EmoFace: Audio-driven Emotional 3D Face Animation
Chang Liu, Qunfen Lin, Zijiao Zeng, Ye Pan
TL;DR
EmoFace tackles the challenge of generating emotionally expressive 3D facial animation driven by audio input, addressing the gap where prior work focused primarily on lip synchronization without robust emotion modeling. By using independent wav2vec2.0-based audio encoding and an emotion encoder, plus a transformer-based Audio2Rig mapper, EmoFace outputs a 174-dimensional rig sequence for MetaHuman characters, complemented by dedicated blink and gaze controllers. The authors introduce a Chinese emotional audio-visual dataset with ground-truth rig parameters and perform extensive quantitative, qualitative, and user studies, showing superior naturalness and emotion accuracy compared with state-of-the-art baselines. The work enables efficient production of emotionally rich NPCs and avatars in VR/games, with practical impact for immersive digital experiences.
Abstract
Audio-driven emotional 3D face animation aims to generate emotionally expressive talking heads with synchronized lip movements.
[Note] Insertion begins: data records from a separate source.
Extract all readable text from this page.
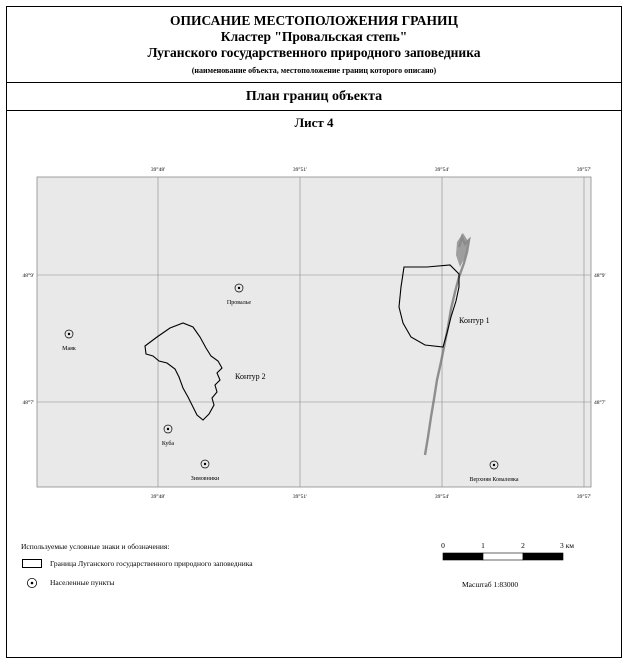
ОПИСАНИЕ МЕСТОПОЛОЖЕНИЯ ГРАНИЦ
Кластер "Провальская степь"
Луганского государственного природного заповедника
(наименование объекта, местоположение границ которого описано)
План границ объекта
Лист 4
39°48'	39°51'	39°54'	39°57'
39°48'	39°51'	39°54'	39°57'
48°9'
48°7'
48°9'
48°7'
Контур 1
Контур 2
Провалье
Маяк
Куба
Зимовники	Верхняя Ковалевка
Используемые условные знаки и обозначения:
Граница Луганского государственного природного заповедника
Населенные пункты
0	1	2	3 км
Масштаб 1:83000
However, previous research has often overlooked the influence of diverse emotions on facial expressions or proved unsuitable for driving MetaHuman models. In response to this deficiency, we introduce EmoFace, a novel audio-driven methodology for creating facial animations with vivid emotional dynamics. Our approach can generate facial expressions with multiple emotions, and has the ability to generate random yet natural blinks and eye movements, while maintaining accurate lip synchronization. We propose independent speech encoders and emotion encoders to learn the relationship between audio, emotion and corresponding facial controller rigs, and finally map into the sequence of controller values. Additionally, we introduce two post-processing techniques dedicated to enhancing the authenticity of the animation, particularly in blinks and eye movements. Furthermore, recognizing the scarcity of emotional audio-visual data suitable for MetaHuman model manipulation, we contribute an emotional audio-visual dataset and derive control parameters for each frames. Our proposed methodology can be applied in producing dialogues animations of non-playable characters (NPCs) in video games, and driving avatars in virtual reality environments. Our further quantitative and qualitative experiments, as well as an user study comparing with existing researches show that our approach demonstrates superior results in driving 3D facial models. The code and sample data are available at https://github.com/SJTU-Lucy/EmoFace.